The enchanting of rats has a long history. The Pied Piper, who enchanted first the rats then the children of Hamelin, is familiar to European readers. Here, Tim Bonyhady brings us a new story of rat enchantment by the Diyari and the Yandruwandha people in the eastern Lake Eyre basin. According to explorer Edwin Welch, they sang ‘in low, weird and dirge-like tones’ that drew the rodents from their burrows, then clubbed them on the head with a waddy until they had sufficient to eat.
A Rodent History of Australia is an ambitious task, and a timely one, as the native rodents of Australia have suffered massive losses over the period of European settlement: indeed, Australia leads the world in small-mammal extinctions. It is a real challenge to inspire the imaginative leap to care about a native animal known as a ‘rat’ – whether it is ‘Long-haired’ (vernacular) or Rattus villosissimus (the ‘most vile’ of rats). Even more difficult when it appears en masse, as a plague or irruption, and eats everything in sight, even the boots of the man recording its presence.
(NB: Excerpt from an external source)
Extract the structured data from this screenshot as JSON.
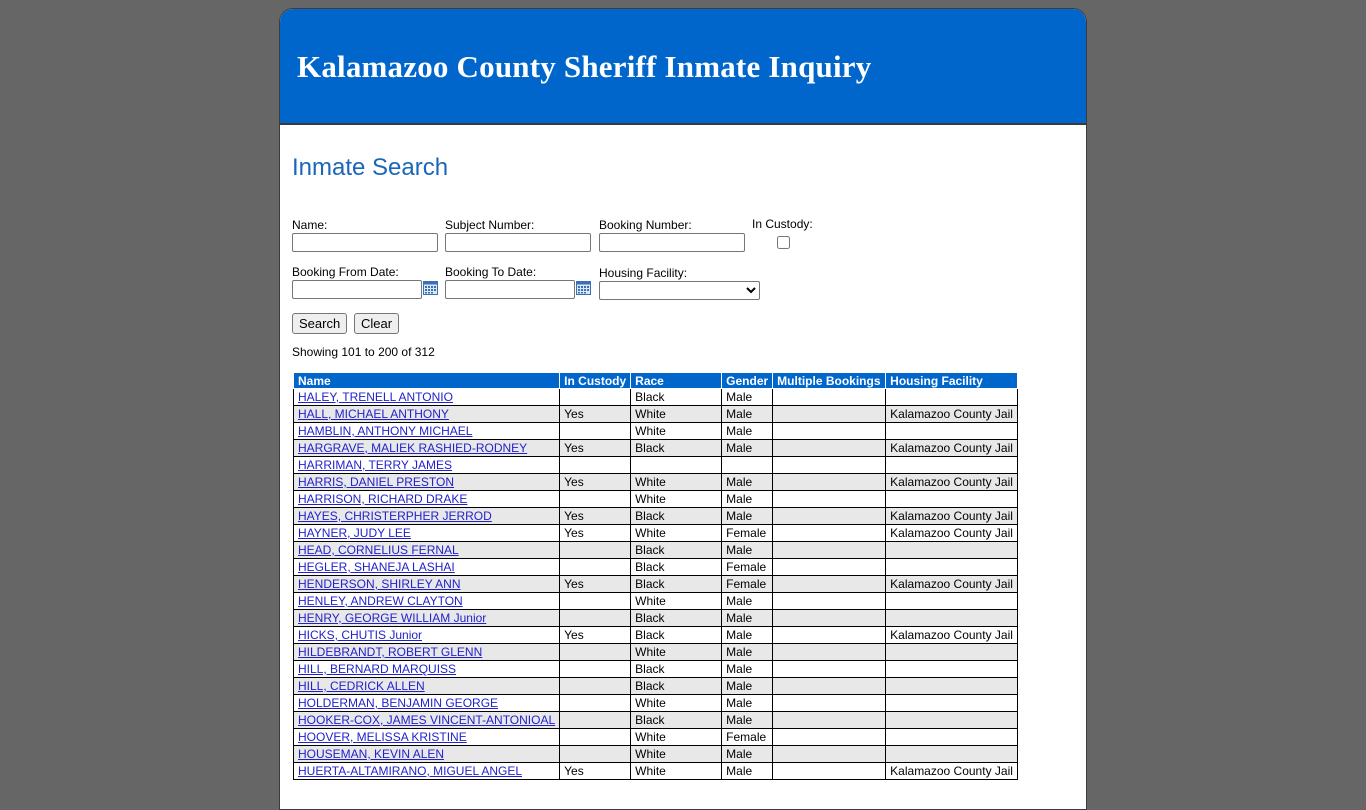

Bonyhady first came across the rat when he was writing his ground-breaking book Burke and Wills: From Melbourne to myth (1991). His own enchantment began with stories of the surging waves of rats that upended the country, destroying all traces of the Burke and Wills party. Nearly three decades later, with a new urgency to understand the climatic patterns of our ancient land, Bonyhady has recast his history of Australia with the rat itself as a key figure.